As grim as his outlook was in the beginning and as many setbacks as he suffered, my faith in him, in God’s protection, in his angels carrying him to safety and health didn’t falter. He spent 161 days, that’s 5 ½ months, in the NICU. With each passing day, watching him grow, he became more and more a miracle. He was a miracle at conception and proved even more miraculous with his early arrival and incredible fight to survive and to come out truly unscathed from his ordeal. His obstacles are a long list of brain, heart and lung issues. Everything you could think of that could go wrong with such a premature baby, did, but he grew stronger and stronger. He was supposed to be here!
Bringing him home in July was an amazing time of joy, anxiety, fear and discovery. We had a child in the house tethered to an oxygen machine, banned from exposure to too many people, being seen by doctor after doctor, taking multiple medications, which lined our kitchen counter. A simple cold for him could mean hospitalization and possibly death. And yet he grew stronger and stronger. While we couldn’t possibly know the full extent of what consequences would present themselves in the long term as a result of his early birth, we never treated him any differently than his sister. To us, he was a normal, average baby, but truly was so far beyond any average baby because of all he had endured and survived. And while he had physical therapy and speech therapy and we had to wait a little longer for him to walk and talk, he continued to grow and progress and show an exceptionally functioning brain and a deeply loving and good-natured soul.

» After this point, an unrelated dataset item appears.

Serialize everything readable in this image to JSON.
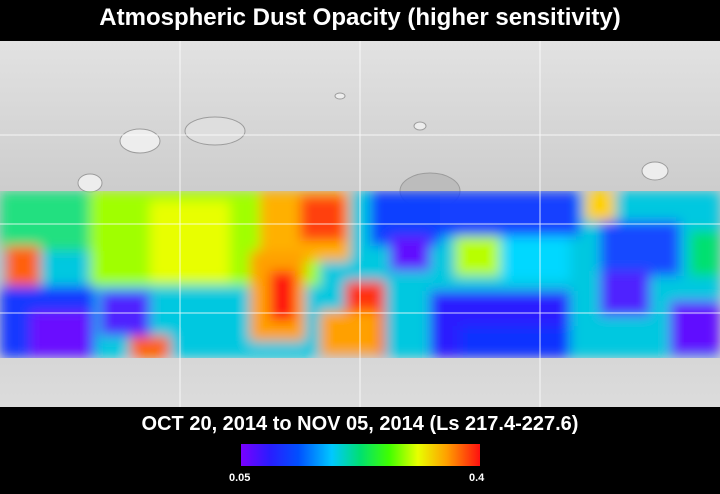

Now his 4th birthday is upon us; he is a year away from starting school; he is a mischievous, trouble making, obstinate and stubborn little boy. He is my son. He is my second child, my first son, my hero! I have only now begun to tell him the story of his birth because I want him to know it and carry it with him his whole life, not as a crutch or a chip on his shoulder, but as a medal and a suit of armor. I want him to know he can survive ANYTHING after he survived so much when he was only just fresh out of my womb. I want him to know my pride in him only moments after his birth. I want him to live and breathe my love for him his whole LONG, prosperous and fulfilling life. He is persistent and determined, infuriating and frustrating and gets into trouble A LOT, and I couldn’t fathom my life without him, and I will never forget how he came so close to not being here. My eyes and heart fill with an ocean of tears at what I feel for this boy. My soul overflows with love for him, my early boy, my baby bird; Happy 4th Birthday, Thomas Zafirios (Tommy Z.), and many more healthy, blessed years to come! Thank you for gracing my life with your presence, for making me the mother of a son and such a son I was given in you!